Die EZB-Pressekonferenz zur Leitzinsentscheidung am 6. März stand ganz im Bann der Zollkonflikte USA-China und USA-EU. Die Auswirkungen bisheriger Maßnahmen sind laut Volkswirte der EZB noch begrenzt aber die handelspolitische Unsicherheit hat seit den US-Präsidentschaftswahlen stark zugenommen. Die Ökonomen der EZB rechnen mit einem geringfügigen Rückgang der Investitionen und Exporte im Euroraum mit folgender Wirkung: Die in den letzten Monaten gestiegene handelspolitische Unsicherheit dürfte das globale Wachstum (ohne den Euroraum) über die Jahre 2025-26 durch geringere Investitionen und Exporte kumuliert um etwa 0,1 Prozentpunkte verringern. Da die Wirtschaft des Euroraums einen höheren Öffnungsgrad aufweist und die Zusammensetzung ihrer Exporte auf langlebige Güter ausgerichtet ist, dürften die Auswirkungen etwas ausgeprägter sein und das reale BIP-Wachstum im Zeitraum 2025-26 kumuliert um etwa 0,2 Prozentpunkte verringern. Dies erklärt etwa die Hälfte der kumulativen Abwärtskorrekturen des Wachstums im Eurogebiet in den von Experten erstellten Projektionen vom März 2025“. Die Experten der EZB rechnen trotz der Wirkung sinkender Zinsen und steigender Realeinkommen für 2025 und 2026 mit nur noch jeweils 0,9 Prozent bzw. 1,2 Prozent BIP-Wachstum – jeweils 0,2 Prozentpunkte weniger als noch im Dezember 2024 prognostiziert.
Disinflation
Im Vergleich zu den Projektionen vom Dezember 2024 wurden die Aussichten für die HVPI-Gesamtinflation für das Jahr 2025 um 0,2 Prozentpunkte nach oben korrigiert, was auf höhere Annahmen für die Energierohstoffpreise und die Abwertung des Euro zurückzuführen ist, während sie für das Jahr 2027 geringfügig nach unten korrigiert wurden, da die Aussichten für die Energiekomponente am Ende des Zeithorizonts etwas schwächer sind. Letzteres erscheint schon alleine infolge der „Erdöl/Erdgas-Bohroffensive“ in den USA plausibel. Insgesamt wird die HVPI-Inflation den Projektionen zufolge von 2,2 Prozent im Jahr 2025 auf 1,9 Prozent im Jahr 2027 zurückgehen. Laut EZB-Präsidentin, Christine Lagarde, schreitet der Disinflationsprozess gut voran und die meisten Messgrößen der zugrunde liegenden Inflation deuten darauf hin, dass sich die Inflation nachhaltig im Bereich des mittelfristigen Zielwerts von 2 Prozent einpendeln wird.
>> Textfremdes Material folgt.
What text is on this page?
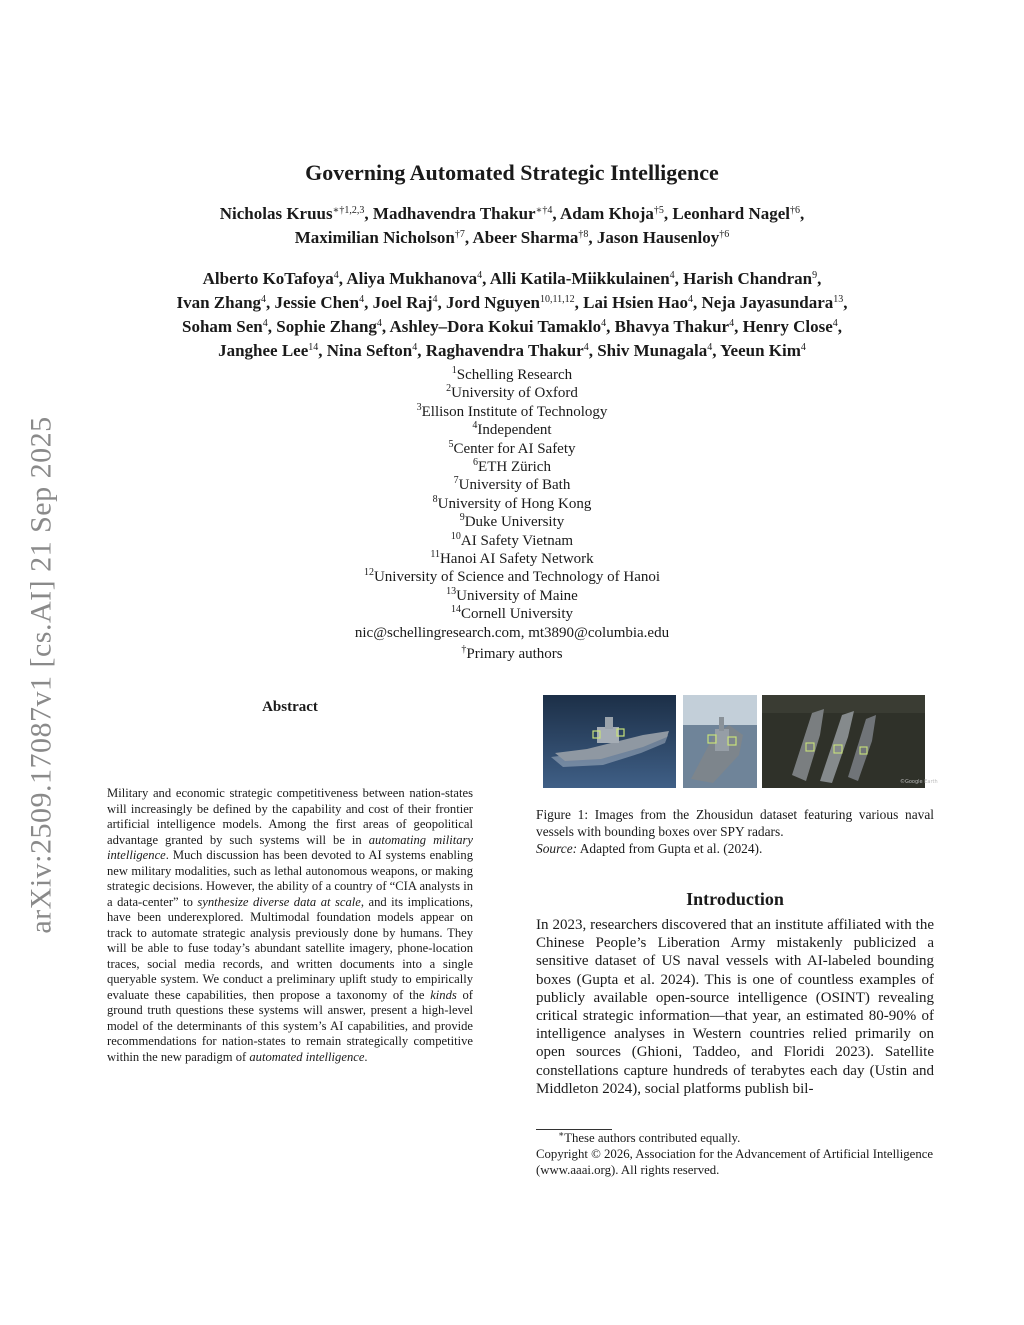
arXiv:2509.17087v1 [cs.AI] 21 Sep 2025
Governing Automated Strategic Intelligence
Nicholas Kruus$^{∗\dagger 1,2,3}$, Madhavendra Thakur$^{∗\dagger 4}$, Adam Khoja$^{\dagger 5}$, Leonhard Nagel$^{\dagger 6}$,
Maximilian Nicholson$^{\dagger 7}$, Abeer Sharma$^{\dagger 8}$, Jason Hausenloy$^{\dagger 6}$
Alberto KoTafoya$^4$, Aliya Mukhanova$^4$, Alli Katila-Miikkulainen$^4$, Harish Chandran$^9$,
Ivan Zhang$^4$, Jessie Chen$^4$, Joel Raj$^4$, Jord Nguyen$^{10,11,12}$, Lai Hsien Hao$^4$, Neja Jayasundara$^{13}$,
Soham Sen$^4$, Sophie Zhang$^4$, Ashley–Dora Kokui Tamaklo$^4$, Bhavya Thakur$^4$, Henry Close$^4$,
Janghee Lee$^{14}$, Nina Sefton$^4$, Raghavendra Thakur$^4$, Shiv Munagala$^4$, Yeeun Kim$^4$
$^1$Schelling Research
$^2$University of Oxford
$^3$Ellison Institute of Technology
$^4$Independent
$^5$Center for AI Safety
$^6$ETH Zürich
$^7$University of Bath
$^8$University of Hong Kong
$^9$Duke University
$^{10}$AI Safety Vietnam
$^{11}$Hanoi AI Safety Network
$^{12}$University of Science and Technology of Hanoi
$^{13}$University of Maine
$^{14}$Cornell University
nic@schellingresearch.com, mt3890@columbia.edu
†Primary authors
Abstract
Military and economic strategic competitiveness between nation-states will increasingly be defined by the capability and cost of their frontier artificial intelligence models. Among the first areas of geopolitical advantage granted by such systems will be in automating military intelligence. Much discussion has been devoted to AI systems enabling new military modalities, such as lethal autonomous weapons, or making strategic decisions. However, the ability of a country of “CIA analysts in a data-center” to synthesize diverse data at scale, and its implications, have been underexplored. Multimodal foundation models appear on track to automate strategic analysis previously done by humans. They will be able to fuse today’s abundant satellite imagery, phone-location traces, social media records, and written documents into a single queryable system. We conduct a preliminary uplift study to empirically evaluate these capabilities, then propose a taxonomy of the kinds of ground truth questions these systems will answer, present a high-level model of the determinants of this system’s AI capabilities, and provide recommendations for nation-states to remain strategically competitive within the new paradigm of automated intelligence.
©Google Earth
Figure 1: Images from the Zhousidun dataset featuring various naval vessels with bounding boxes over SPY radars.
Source: Adapted from Gupta et al. (2024).
Introduction
In 2023, researchers discovered that an institute affiliated with the Chinese People’s Liberation Army mistakenly publicized a sensitive dataset of US naval vessels with AI-labeled bounding boxes (Gupta et al. 2024). This is one of countless examples of publicly available open-source intelligence (OSINT) revealing critical strategic information—that year, an estimated 80-90% of intelligence analyses in Western countries relied primarily on open sources (Ghioni, Taddeo, and Floridi 2023). Satellite constellations capture hundreds of terabytes each day (Ustin and Middleton 2024), social platforms publish bil-
∗These authors contributed equally.
Copyright © 2026, Association for the Advancement of Artificial Intelligence (www.aaai.org). All rights reserved.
Die aktuelle Beurteilung der Inflationsaussichten, der Dynamik der zugrunde liegenden Inflation und der Stärke der geldpolitischen Transmission ermöglichte am 6. März eine Senkung aller drei Leitzinssätze um jeweils 0,25 Prozentpunkte. Der wichtigste Leitzins, der Zinssatz für die Einlagefazilität sinkt dabei mit Wirkung vom 12. März auf 2,50 Prozent (Hauptrefinanzierungssatz 2,65 %). Der 3-Monats-Euribor hat diesen Zinsschritt bereits eingepreist. Vor allem lässt das Lohnwachstum infolge der Rezession der Industrie der Eurozone nach.
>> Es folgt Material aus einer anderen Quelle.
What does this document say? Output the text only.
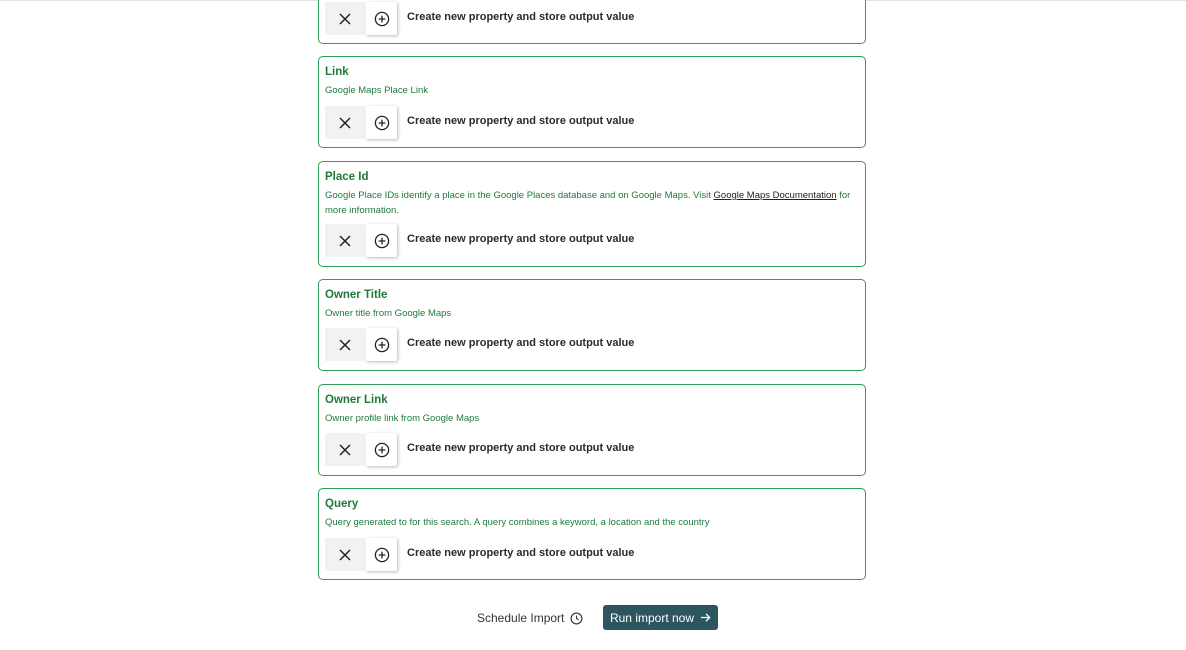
Create new property and store output value
Link
Google Maps Place Link
Create new property and store output value
Place Id
Google Place IDs identify a place in the Google Places database and on Google Maps. Visit Google Maps Documentation for more information.
Create new property and store output value
Owner Title
Owner title from Google Maps
Create new property and store output value
Owner Link
Owner profile link from Google Maps
Create new property and store output value
Query
Query generated to for this search. A query combines a keyword, a location and the country
Create new property and store output value
Schedule Import	Run import now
Änderung des Wordings – Unsicherheit als Thema
Noch am 30. Januar verlautbarte der EZB-Rat: „Der EZB-Rat ist entschlossen, für eine nachhaltige Stabilisierung der Inflation beim mittelfristigen Zielwert von 2 Prozent zu sorgen. Die Festlegung des angemessenen geldpolitischen Kurses wird von der Datenlage abhängen und von Sitzung zu Sitzung erfolgen.“ Am 6. März folgte dann folgende Änderung: „Der EZB-Rat ist entschlossen, für eine nachhaltige Stabilisierung der Inflation beim mittelfristigen Zielwert von 2 Prozent zu sorgen. Insbesondere in der gegenwärtigen Situation, die von wachsender Unsicherheit geprägt ist, wird die Festlegung des angemessenen geldpolitischen Kurses von der Datenlage abhängen und von Sitzung zu Sitzung erfolgen.“ Auf der anderen Seite wird klarer, dass es bereits weitreichende Zinssenkungen gegeben hat und weitere Spielräume begrenzt sind. Lagarde verwies nämlich auf die Tatsache, dass die Geldpolitik in bedeutendem Maß weniger restriktiv wird. Zwei weitere Leitzinssenkungen bis Jahresende sind gemäß aktueller Expertenmeinungen durchaus noch möglich.